Ocorrendo recusa ou sonegação de qualquer documento ou informação, ou sua apresentação deficiente, o Fisco pode, sem prejuízo da penalidade cabível, inscrever de ofício importância que reputar devida, cabendo ao contribuinte o ônus da prova em contrário.
A escrituração contábil da Recorrente não registra o movimento real de remuneração dos segurados a seu serviço.
MULTA DE MORA. APLICAÇÃO DA LEGISLAÇÃO VIGENTE À ÉPOCA DO FATO GERADOR.
O lançamento reporta-se à data de ocorrência do fato gerador e rege-se pela lei então vigente, ainda que posteriormente modificada ou revogada. Para os fatos geradores ocorridos antes da vigência da MP 449/2008, aplica-se a multa de mora nos percentuais da época (redação anterior do artigo 35, inciso II da Lei 8.212/1991), limitando-se ao percentual máximo de 75%.
Recurso Voluntário Provido em Parte.
II) DA OBRIGAÇÃO ACESSÓRIA:
AI Debcad nº 37.380.454-7 (CFL 68).
OBRIGAÇÃO TRIBUTÁRIA ACESSÓRIA. DESCUMPRIMENTO. INFRAÇÃO.
Consiste em descumprimento de obrigação acessória a empresa apresentar a Guia de Recolhimento do FGTS e Informações à Previdência Social (GFIP) com dados não correspondentes aos fatos geradores de todas as contribuições previdenciárias, contendo informações incorretas ou omissas.
GFIP. INFORMAÇÕES INCORRETAS OU OMISSAS.
Constitui infração apresentar a empresa GFIP com informações incorretas ou omissas.
LEGISLAÇÃO POSTERIOR. MULTA MAIS FAVORÁVEL. APLICAÇÃO EM PROCESSO PENDENTE JULGAMENTO.
A lei aplica-se a ato ou fato pretérito, tratando-se de ato não definitivamente julgado quando lhe comine penalidade menos severa que a prevista na lei vigente ao tempo da sua prática.
Na superveniência de legislação que estabeleça novos critérios para a apuração da multa por descumprimento de obrigação acessória, faz-se necessário verificar se a sistemática atual é mais favorável ao contribuinte que a anterior.

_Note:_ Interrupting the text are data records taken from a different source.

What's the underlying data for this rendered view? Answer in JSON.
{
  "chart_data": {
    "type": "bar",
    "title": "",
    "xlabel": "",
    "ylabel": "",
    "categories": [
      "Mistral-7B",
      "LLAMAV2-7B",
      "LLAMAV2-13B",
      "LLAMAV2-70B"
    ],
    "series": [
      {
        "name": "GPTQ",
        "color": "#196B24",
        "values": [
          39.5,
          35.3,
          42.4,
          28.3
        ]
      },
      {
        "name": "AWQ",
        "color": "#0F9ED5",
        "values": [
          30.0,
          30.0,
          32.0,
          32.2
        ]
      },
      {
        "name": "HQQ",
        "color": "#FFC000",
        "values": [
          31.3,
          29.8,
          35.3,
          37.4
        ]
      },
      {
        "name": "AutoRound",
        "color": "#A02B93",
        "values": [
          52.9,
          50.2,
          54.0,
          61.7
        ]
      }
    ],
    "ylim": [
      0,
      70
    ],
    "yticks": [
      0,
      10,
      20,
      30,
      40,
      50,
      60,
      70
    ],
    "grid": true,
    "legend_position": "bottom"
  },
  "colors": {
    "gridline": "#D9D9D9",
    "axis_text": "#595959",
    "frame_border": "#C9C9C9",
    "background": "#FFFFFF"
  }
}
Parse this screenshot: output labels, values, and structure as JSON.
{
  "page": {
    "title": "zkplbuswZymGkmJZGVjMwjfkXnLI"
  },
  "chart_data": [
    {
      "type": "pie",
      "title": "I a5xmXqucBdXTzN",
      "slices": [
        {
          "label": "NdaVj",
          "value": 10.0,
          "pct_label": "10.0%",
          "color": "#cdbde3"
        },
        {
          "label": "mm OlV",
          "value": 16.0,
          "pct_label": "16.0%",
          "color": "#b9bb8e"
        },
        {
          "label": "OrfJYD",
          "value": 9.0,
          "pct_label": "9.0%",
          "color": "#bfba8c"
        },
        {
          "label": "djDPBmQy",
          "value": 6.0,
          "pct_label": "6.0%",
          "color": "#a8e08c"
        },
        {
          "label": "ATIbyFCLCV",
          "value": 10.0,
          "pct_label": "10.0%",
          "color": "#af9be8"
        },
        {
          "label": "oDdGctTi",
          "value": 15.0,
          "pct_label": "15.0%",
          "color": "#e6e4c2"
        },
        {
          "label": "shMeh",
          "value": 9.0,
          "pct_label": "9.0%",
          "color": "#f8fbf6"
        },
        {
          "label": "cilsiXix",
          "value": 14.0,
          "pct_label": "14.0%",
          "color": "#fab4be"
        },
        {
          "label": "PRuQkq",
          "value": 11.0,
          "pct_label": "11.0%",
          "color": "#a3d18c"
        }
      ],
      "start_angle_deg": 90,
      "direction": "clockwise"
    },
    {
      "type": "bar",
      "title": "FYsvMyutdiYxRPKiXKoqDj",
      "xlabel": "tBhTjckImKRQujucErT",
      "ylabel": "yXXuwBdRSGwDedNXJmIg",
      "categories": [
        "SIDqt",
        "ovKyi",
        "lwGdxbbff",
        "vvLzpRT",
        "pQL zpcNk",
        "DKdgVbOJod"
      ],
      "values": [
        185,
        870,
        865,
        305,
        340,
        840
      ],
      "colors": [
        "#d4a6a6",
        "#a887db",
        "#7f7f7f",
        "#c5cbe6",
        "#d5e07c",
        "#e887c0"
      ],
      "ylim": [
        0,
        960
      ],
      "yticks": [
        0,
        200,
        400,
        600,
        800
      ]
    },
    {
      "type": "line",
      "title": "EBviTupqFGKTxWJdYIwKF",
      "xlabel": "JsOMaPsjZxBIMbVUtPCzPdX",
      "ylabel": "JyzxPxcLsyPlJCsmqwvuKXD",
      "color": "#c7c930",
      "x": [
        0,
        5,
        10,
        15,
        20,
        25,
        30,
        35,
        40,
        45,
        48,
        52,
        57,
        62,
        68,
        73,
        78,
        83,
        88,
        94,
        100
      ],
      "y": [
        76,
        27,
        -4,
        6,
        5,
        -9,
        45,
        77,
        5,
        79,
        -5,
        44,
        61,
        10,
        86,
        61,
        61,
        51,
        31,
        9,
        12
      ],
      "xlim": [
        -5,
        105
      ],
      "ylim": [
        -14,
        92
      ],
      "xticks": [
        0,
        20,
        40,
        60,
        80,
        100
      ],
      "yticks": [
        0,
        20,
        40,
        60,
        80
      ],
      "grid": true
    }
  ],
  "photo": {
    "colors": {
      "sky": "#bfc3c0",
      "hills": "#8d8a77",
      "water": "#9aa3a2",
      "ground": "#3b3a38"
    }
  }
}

Recurso Voluntário Provido em Parte.
Numero da decisão: 2402-004.481
Decisão: Vistos, relatados e discutidos os presentes autos.
ACORDAM os membros do colegiado, por maioria de votos, em dar provimento parcial para que seja aplicada a multa nos termos da redação anterior do artigo 35 da Lei n° 8.212/91, limitando-se ao percentual máximo de 75% previsto no art. 44 da Lei n° 9.430/96 e para adequação da multa aplicada por descumprimento de obrigação acessória ao artigo 32-A da Lei n° 8.212, de 24/07/1991, caso mais benéfica, vencida a conselheira Luciana de Souza Espíndola Reis que votou pela manutenção das multas aplicadas e os conselheiros Thiago Taborda Simões e Nereu Miguel Ribeiro Domingues que davam provimento parcial também para redução da base de cálculo.O conselheiro Thiago Taborda Simões apresentará declaração.
Julio Cesar Vieira Gomes - Presidente
Ronaldo de Lima Macedo - Relator
Participaram do presente julgamento os conselheiros: Julio Cesar Vieira Gomes, Luciana de Souza Espíndola Reis, Lourenço Ferreira do Prado, Ronaldo de Lima Macedo, Nereu Miguel Ribeiro Domingues e Thiago Taborda Simões.